Neil broke away from the dancers and came over reluctantly. “We want to go home,” Margie said. “I’ve had enough.”
“What time is it?” he asked, beginning to protest.
“Two-thirty. Please!”
Helen had never seen Margie look so tired. She had dark circles under her eyes where her make-up had worn off. But it was not so much fatigue that made her look so limp; it was more a look of hopelessness, a kind of sagging exhaustion. There was something odd going on with those three—Margie, Neil and Mort—and Helen did not know what it was, but it was there. Perhaps Margie resented having the second man in her home all the time—Margie had such a sense of order and such precise, neat ways, and Mort certainly was a Bohemian. Helen remembered Margie’s outburst Christmas Eve about her marital privacy. It was always hard to tell what Margie really felt about private things; she covered up so well. You always had the feeling that Margie had some kind of painful secret in her life, but that she was able to keep it to herself because she first of all kept it from herself. For a woman that was really the only way to deceive others artfully; you had to convince yourself first.

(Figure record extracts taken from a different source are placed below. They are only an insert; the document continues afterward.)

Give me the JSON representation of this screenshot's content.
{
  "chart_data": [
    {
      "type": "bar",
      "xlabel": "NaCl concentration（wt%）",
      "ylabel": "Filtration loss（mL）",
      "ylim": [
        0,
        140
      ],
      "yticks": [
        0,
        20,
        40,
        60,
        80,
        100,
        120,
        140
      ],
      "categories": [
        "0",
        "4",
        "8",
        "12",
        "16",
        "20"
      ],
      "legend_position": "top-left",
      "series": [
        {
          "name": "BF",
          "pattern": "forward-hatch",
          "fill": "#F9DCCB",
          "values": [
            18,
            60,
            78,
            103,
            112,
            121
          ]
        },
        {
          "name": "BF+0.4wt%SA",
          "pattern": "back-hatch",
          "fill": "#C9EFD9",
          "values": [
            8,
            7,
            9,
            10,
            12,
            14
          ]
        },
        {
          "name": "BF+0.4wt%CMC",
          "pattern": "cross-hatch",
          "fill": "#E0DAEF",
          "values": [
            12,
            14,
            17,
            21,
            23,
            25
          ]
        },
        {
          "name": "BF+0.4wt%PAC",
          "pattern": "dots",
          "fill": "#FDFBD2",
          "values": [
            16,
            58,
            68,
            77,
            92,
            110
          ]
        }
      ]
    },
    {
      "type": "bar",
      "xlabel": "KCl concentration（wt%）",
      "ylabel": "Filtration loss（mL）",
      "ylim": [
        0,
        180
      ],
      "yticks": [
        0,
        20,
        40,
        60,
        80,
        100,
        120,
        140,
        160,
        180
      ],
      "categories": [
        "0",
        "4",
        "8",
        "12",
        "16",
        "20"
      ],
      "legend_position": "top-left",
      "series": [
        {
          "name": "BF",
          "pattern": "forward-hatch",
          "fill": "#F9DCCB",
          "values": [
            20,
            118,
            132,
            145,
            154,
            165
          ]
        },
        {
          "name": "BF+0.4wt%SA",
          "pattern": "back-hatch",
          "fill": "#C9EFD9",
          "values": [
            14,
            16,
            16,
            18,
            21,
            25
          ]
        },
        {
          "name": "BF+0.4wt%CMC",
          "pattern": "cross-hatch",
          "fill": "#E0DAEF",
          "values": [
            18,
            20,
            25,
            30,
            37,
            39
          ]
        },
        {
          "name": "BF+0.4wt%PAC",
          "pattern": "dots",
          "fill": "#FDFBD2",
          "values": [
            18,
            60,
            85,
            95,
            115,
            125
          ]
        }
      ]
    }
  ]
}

Helen waved to Bert and he came over to their group. “What are we doing now?” he asked.
“We’d love to go home. If you don’t mind.”
“I don’t mind.”
&n
bsp; They drove along the beach, and Helen felt the first signs of the exhaustion and muscle stiffness she knew would last for several days. She had never dreamed she would have as much energy as she had shown all night. She put her head on Bert’s shoulder and he put his arm around her. He had removed his shirt because it was completely wet and he was holding it out the car window to dry. It flapped in the air from the moving automobile like a castaway’s rescue signal.
“I love you,” Helen whispered.
“I should hope so.”
There was kindness and affection and strength in the way he said it, and if she could have cut out her heart at that moment and handed it to him she would have done so. The minutes on the terrace with Sergio seemed like a bad dream. How could people do such things? She thought of Sergio’s wife only in passing, as if the woman were some kind of figure, not a real person. Their relationship in their marriage had nothing to do with her. She thought of Bert, here with his arm trustingly around her, protecting her, and she was filled with pain for him. She didn’t want to hurt him, no matter what he might do. She had thought at times that he was sleeping with some woman on one of those long trips he took so often, but that really didn’t matter now. She didn’t know for sure that he had slept with someone else, and even if he did, if he didn’t love the other woman, then it really didn’t matter. She didn’t want to know any more about it. He was her husband and he loved her, and he always came back to her. Nothing else mattered, or could matter, or else they would not have a marriage. I almost hurt you, she thought guiltily, looking up at his profile shadowed in the dark car. I never will hurt you again, darling, I promise. I promise.…
“Do you want to stop off at our house for coffee?” Margie asked. She did not sound very enthusiastic about it.
“You’re too tired,” Bert said quickly.
“What a bunch of deadheads,” Neil said in mock scorn. “Three o’clock in the morning and you want to give up.”
“Do you want a dead wife?” Margie asked.